Feliks Makhammadiyev with his wife, Yevgeniya. Tashkent (January 2021)
Feliks Makhammadiyev has been released. He was deported from Russia, and reconnected with his wife at the central railway station in Tashkent
Orenburg Region, Saratov RegionOn January 21, 2021, Feliks Makhammadiyev, having fully served his 3-year prison sentence for his faith, having lost his Russian citizenship due to criminal prosecution, was released in the country of his birth. His wife, Yevgenia, a Russian citizen, left the country after him.
Felix Makhammadiev was severely beaten by guards in Penal Colony No. 1 in the Orenburg region, with a broken rib and punctured lung, and ended up in hospital. On December 31, 2020, after his release from the colony, Feliks Makhammadiyev was placed behind barbed wire in a migration center. On the night of January 20, Interior Ministry officials put him on a train to Tashkent, and 20 hours later he was reunited with his wife.
Following the ban on Jehovah's Witnesses in Russia, Feliks Makhammadiyev became the first member of that religion to serve a full court-ordered sentence in a penal colony for his faith. He was also the first prisoner of conscience to have his citizenship revoked effectively on the basis of his religious affiliation.

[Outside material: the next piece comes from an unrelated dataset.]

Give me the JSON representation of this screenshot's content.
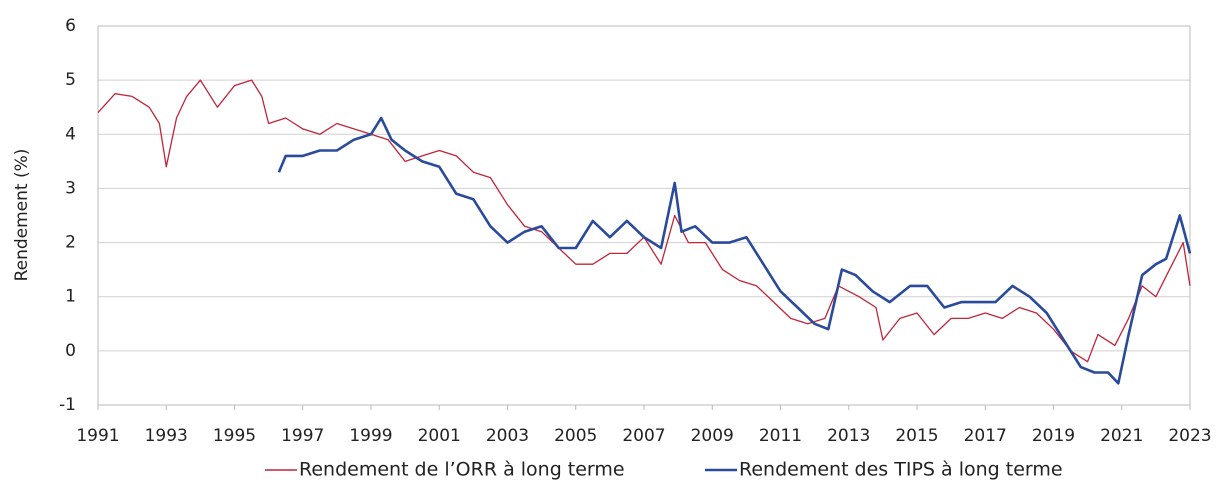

Felix has lived in Russia since 2002, when he arrived as a teenager with his mother from Uzbekistan. Here he led a law-abiding life - obtained citizenship, worked as a hairdresser, and created a family. However, in the summer of 2018, a criminal case was opened against him and five other believers from Saratov on charges of organizing extremist activity. The only culpability of the believers was peaceful religious meetings, where they read the Bible and discussed Christian teachings. All five were found guilty, Felix was sentenced to 3 years in a minimum-security penal colony.

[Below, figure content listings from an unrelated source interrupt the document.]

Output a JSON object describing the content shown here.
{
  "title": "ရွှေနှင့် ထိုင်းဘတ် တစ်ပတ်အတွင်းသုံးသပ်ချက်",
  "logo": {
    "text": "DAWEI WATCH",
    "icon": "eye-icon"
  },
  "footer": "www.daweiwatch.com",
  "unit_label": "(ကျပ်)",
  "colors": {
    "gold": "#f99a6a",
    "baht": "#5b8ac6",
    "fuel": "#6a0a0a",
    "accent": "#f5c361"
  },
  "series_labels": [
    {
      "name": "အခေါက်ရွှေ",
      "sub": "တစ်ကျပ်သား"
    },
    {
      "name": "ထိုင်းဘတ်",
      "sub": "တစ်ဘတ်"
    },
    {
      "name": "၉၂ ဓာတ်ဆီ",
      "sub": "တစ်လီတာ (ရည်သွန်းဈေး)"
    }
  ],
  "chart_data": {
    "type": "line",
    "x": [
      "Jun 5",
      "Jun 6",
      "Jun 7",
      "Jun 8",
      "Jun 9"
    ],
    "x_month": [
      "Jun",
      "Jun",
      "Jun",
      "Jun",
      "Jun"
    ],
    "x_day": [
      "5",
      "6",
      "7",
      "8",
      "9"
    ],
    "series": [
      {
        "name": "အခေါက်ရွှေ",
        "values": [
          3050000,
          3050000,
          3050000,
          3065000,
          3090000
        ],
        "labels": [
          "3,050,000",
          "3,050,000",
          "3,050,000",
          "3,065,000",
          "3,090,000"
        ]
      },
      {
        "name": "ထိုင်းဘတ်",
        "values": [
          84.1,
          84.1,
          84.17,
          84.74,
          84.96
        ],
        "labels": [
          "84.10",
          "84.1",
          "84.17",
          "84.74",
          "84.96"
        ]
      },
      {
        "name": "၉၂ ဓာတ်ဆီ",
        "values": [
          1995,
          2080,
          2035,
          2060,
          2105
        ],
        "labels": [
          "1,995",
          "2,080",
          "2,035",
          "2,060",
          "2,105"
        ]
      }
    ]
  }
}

"I cherish a clear conscience before God and my neighbors ... I have never questioned the correctness of the norms of right and wrong set forth in secular laws," Feliks Makhammadiyev told the court shortly before his sentencing. "In my heart I experience dignity for the humiliation through which we still go, without making me, my family or my friends bitter to society.
In a colony hundreds of miles from home, the believer endured brutal beatings, unjust treatment, and grueling labor. As his wife, Eugenia, said shortly before Felix's release, he endured it all with an inherent smile: "I am very proud of him! Not only did he survive the trial with dignity, but he continues to endure the hardships with dignity."